Background: Despite the rapidly increasing number of new targeted and immunotherapeutic options over the past two decades, the prognosis of patients with NSCLC, even with early-stage tumors, is still poor and novel biomarkers are needed to better stratify patients in terms of survival and treatment response. A novel approach is to gain a holistic understanding of the cellular composition and formation of the tumor microenvironment (TME). Therefore, we developed a miF-based, AI-driven approach for spatially resolved TME characterization at the cellular level and used this to successfully predict clinical outcome.
Methods: We assembled a large bicentric real-world sample group of 1168 patients with resected NSCLC from the Charite and the University Hospital Cologne.
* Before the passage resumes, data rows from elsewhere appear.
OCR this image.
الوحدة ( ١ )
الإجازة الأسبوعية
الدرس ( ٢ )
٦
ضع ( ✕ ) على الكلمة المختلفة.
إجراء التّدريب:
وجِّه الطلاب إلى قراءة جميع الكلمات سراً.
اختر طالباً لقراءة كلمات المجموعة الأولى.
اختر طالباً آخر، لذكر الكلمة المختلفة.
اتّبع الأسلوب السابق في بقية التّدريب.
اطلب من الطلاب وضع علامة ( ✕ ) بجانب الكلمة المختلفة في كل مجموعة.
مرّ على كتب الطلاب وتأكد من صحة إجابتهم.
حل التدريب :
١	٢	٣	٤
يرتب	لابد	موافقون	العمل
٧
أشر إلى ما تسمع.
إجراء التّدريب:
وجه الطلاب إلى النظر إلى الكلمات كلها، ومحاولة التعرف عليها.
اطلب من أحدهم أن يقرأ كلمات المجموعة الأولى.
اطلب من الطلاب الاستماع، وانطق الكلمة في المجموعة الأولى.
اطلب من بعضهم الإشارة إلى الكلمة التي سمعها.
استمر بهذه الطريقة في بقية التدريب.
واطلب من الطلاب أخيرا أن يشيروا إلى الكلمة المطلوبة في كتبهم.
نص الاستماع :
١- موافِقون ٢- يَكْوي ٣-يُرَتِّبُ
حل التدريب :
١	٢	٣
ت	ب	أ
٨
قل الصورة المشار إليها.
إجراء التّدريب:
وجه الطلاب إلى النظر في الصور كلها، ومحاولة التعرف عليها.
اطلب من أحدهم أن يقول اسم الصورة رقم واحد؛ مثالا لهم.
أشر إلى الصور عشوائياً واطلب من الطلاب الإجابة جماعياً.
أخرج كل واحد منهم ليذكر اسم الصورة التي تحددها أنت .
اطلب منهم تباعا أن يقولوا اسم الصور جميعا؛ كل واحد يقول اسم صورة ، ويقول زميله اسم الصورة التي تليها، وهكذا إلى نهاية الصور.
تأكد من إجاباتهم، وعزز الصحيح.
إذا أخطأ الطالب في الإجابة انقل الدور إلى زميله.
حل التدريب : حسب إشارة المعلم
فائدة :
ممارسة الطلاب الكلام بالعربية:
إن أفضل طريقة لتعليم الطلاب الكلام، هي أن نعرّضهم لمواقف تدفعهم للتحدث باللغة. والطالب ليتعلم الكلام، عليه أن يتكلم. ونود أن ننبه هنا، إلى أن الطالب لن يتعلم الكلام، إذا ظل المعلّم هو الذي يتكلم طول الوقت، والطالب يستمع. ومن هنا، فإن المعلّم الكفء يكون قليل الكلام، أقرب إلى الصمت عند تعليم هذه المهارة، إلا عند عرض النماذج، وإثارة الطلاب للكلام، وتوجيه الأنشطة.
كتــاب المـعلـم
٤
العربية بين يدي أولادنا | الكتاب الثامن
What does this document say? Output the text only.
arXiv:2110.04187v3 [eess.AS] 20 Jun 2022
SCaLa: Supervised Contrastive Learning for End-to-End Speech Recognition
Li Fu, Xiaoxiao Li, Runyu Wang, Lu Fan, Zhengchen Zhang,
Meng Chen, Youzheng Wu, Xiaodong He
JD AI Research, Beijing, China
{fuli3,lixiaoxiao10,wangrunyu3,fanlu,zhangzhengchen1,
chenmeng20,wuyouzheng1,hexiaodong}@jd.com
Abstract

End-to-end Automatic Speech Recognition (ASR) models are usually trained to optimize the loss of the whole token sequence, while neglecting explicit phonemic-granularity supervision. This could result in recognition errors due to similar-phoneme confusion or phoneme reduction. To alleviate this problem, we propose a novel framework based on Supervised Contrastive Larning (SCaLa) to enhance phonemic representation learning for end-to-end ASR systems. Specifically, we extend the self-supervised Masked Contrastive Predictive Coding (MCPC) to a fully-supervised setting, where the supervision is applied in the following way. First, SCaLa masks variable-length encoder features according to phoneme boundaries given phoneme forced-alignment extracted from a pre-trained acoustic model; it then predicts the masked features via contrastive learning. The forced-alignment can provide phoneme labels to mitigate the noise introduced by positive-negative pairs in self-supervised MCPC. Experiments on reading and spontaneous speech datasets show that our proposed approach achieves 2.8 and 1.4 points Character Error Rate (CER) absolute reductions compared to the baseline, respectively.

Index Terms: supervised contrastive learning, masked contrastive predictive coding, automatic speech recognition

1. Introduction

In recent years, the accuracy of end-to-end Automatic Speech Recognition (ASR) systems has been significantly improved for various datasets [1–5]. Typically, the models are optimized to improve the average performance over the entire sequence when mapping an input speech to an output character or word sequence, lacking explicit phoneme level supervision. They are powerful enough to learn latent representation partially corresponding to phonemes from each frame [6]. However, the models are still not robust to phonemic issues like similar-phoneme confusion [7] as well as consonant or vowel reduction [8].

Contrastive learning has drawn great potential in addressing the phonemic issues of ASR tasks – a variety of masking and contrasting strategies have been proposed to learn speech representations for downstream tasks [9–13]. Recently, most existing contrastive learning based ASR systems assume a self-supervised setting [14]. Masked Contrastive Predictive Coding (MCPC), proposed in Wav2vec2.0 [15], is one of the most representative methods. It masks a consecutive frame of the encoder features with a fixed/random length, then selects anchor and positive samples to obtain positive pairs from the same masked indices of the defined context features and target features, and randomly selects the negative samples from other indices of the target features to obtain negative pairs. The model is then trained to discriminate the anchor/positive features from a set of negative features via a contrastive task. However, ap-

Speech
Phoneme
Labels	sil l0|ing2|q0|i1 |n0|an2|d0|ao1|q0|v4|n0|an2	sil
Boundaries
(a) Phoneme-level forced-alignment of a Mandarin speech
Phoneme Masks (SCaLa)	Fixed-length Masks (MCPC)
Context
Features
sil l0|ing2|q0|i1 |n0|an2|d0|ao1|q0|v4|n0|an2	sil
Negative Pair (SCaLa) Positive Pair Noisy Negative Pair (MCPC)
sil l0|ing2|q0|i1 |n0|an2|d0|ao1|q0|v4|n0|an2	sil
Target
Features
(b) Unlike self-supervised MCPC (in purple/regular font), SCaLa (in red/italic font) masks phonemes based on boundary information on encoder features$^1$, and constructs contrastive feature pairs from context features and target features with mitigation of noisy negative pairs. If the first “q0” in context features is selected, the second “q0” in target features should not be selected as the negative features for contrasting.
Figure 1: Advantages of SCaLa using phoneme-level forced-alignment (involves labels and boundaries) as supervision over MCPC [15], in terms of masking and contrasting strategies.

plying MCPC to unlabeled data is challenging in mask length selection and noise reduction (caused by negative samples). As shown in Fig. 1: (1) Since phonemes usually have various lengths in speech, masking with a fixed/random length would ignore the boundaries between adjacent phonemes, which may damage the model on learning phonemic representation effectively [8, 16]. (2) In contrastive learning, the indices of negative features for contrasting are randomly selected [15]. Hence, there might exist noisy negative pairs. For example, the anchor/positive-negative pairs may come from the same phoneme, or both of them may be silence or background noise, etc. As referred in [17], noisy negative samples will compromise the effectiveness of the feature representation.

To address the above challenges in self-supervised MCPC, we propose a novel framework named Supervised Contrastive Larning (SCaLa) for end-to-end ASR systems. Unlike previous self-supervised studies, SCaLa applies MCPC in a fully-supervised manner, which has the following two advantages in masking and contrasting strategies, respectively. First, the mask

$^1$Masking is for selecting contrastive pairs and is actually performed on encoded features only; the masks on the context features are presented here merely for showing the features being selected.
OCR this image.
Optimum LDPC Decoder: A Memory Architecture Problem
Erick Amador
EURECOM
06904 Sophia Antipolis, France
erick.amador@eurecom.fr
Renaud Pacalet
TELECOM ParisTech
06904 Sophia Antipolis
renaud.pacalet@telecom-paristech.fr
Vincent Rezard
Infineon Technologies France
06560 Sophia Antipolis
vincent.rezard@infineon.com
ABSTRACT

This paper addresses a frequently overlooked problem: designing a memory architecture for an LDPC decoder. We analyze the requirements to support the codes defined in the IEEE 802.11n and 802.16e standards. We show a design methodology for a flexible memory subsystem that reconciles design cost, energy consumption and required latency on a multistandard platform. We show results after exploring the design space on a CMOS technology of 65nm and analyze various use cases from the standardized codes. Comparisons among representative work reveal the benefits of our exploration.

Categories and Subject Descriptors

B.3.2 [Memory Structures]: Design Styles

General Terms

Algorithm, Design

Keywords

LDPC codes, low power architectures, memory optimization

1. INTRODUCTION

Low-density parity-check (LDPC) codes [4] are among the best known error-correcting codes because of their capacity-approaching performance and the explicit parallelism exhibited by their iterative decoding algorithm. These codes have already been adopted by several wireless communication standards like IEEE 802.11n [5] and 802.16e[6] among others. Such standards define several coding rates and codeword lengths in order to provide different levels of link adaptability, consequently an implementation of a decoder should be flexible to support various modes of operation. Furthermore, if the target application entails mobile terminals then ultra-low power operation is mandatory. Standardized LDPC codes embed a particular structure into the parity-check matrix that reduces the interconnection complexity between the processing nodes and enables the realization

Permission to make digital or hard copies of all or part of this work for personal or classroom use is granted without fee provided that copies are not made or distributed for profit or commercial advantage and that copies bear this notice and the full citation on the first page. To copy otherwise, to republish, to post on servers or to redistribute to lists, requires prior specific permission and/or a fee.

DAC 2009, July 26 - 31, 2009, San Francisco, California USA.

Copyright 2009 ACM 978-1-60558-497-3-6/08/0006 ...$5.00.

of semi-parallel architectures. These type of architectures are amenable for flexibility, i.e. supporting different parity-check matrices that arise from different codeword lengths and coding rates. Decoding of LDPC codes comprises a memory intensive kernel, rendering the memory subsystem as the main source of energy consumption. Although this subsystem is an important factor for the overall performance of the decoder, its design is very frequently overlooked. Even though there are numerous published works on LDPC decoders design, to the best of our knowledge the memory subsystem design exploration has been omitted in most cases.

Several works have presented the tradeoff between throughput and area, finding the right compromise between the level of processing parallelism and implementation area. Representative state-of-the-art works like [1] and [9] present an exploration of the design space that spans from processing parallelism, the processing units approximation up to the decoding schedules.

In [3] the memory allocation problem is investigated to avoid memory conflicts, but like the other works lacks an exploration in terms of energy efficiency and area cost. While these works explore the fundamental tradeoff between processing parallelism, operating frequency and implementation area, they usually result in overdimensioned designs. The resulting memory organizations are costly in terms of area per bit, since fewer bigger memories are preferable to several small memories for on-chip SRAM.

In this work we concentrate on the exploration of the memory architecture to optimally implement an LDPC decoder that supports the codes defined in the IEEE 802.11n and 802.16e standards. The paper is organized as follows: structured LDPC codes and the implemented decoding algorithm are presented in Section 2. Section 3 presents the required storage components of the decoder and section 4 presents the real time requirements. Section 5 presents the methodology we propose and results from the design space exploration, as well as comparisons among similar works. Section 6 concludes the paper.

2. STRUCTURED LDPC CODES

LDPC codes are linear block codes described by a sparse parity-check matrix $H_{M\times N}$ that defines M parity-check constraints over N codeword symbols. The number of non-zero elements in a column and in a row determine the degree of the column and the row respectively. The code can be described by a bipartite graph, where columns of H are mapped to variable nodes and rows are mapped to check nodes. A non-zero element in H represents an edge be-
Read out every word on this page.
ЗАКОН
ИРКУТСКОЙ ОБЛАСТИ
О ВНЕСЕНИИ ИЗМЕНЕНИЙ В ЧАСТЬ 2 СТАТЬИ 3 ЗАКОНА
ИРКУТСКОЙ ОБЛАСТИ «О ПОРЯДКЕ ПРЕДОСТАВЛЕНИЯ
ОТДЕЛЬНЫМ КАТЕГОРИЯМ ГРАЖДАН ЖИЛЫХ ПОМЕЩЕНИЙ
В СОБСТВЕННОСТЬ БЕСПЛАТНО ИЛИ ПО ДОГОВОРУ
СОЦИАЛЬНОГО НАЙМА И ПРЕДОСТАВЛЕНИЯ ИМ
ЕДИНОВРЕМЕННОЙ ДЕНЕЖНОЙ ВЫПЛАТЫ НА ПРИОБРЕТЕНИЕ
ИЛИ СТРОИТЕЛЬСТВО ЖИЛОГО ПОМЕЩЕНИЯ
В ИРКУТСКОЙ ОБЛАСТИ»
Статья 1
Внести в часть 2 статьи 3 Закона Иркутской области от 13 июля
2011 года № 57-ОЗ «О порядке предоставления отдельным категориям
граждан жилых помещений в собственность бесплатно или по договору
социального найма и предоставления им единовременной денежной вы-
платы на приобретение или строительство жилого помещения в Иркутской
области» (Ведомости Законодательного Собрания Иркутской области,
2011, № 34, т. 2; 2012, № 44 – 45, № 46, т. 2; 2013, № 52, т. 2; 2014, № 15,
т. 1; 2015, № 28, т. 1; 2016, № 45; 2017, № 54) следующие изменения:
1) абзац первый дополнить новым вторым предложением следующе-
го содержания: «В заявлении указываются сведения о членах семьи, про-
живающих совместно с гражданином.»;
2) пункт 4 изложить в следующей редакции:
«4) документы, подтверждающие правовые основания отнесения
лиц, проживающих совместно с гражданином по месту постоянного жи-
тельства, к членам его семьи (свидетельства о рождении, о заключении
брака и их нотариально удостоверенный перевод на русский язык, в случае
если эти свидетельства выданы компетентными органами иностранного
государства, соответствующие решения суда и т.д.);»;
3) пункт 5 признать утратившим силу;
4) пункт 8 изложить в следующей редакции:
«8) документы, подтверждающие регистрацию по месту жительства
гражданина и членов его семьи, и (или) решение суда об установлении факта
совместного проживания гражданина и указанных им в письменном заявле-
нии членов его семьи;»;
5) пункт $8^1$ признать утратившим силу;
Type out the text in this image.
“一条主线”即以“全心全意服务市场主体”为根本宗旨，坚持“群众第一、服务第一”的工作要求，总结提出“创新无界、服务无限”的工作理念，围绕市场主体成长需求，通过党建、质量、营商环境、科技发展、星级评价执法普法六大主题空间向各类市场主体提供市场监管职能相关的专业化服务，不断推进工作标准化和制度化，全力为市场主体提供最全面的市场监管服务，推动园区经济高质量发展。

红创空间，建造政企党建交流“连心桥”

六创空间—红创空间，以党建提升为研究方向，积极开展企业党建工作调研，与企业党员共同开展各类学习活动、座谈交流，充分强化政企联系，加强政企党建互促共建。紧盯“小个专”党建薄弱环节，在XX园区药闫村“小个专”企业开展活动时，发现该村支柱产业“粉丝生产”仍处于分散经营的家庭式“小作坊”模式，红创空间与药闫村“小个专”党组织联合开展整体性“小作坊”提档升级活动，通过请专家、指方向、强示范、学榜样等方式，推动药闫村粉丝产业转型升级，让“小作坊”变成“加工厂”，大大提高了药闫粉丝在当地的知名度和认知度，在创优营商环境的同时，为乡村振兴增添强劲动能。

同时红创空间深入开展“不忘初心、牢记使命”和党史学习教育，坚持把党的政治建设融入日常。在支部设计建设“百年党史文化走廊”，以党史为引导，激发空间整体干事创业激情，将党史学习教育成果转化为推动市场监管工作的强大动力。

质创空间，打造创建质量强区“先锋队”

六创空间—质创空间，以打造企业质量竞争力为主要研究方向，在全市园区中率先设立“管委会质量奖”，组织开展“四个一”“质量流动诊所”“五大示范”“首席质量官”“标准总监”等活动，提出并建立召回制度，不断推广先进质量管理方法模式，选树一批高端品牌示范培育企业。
For tissue microarray construction, four 1.5 mm tissue cores were punched from each formalin-fixed and paraffin-embedded tumor block. Sections were stained with a 12-plex IF panel followed by H&E staining. All stains were scanned and co-registered with single cell accuracy. Next, we trained a H&E-based tissue segmentation model to detect the different tumor regions: carcinoma, stroma, and necrosis. In addition, we developed a nucleus-based cell detection model, and 12 cell classification models to categorize each detected cell by single-miF channels. Different cell phenotypes were derived from the marker-specific cell classifications. Finally, we trained a model on the Charité cohort using the spatially resolved cell readouts, spot-wise phenotype log-density, co-clustering of marker expression, and frequency of co-occurrence of marker expression through Delaunay triangulation, to predict patient survival on the Cologne cohort.
Results: The tissue segmentation model achieved a macro averaged F1 score of 92%. The cell detection model identified a total of 53 million cells that were classified marker-wise with an F1 score of at least 95% on hold-out data. Our final prediction model identified a stable spatially resolved cell signature, consisting of 10 different characteristic cell neighborhood niches, which could be used to predict overall patient survival. The model trained on the Charite cohort was validated with the Cologne cohort and achieved a high performance (C-score of 71). In comparison, the UICC8 stage and the immunoscore (CD20+CD3+/carcinoma cell ratio), which were used as a baseline, achieved C-scores of 63 and 54, respectively.
Conclusions: The combination of our large real-world clinical cohort, multiplex panel, and automated AI approach enabled a broad spatially resolved exploration of the TME in NSCLC at single cell resolution. Our model identified a specific cell neighborhood signature predictive of patient survival outperforming the commonly used prognostic scores, UICC8 stage and immunoscore. This allows for an improved patient stratification with potential implication for therapy selection.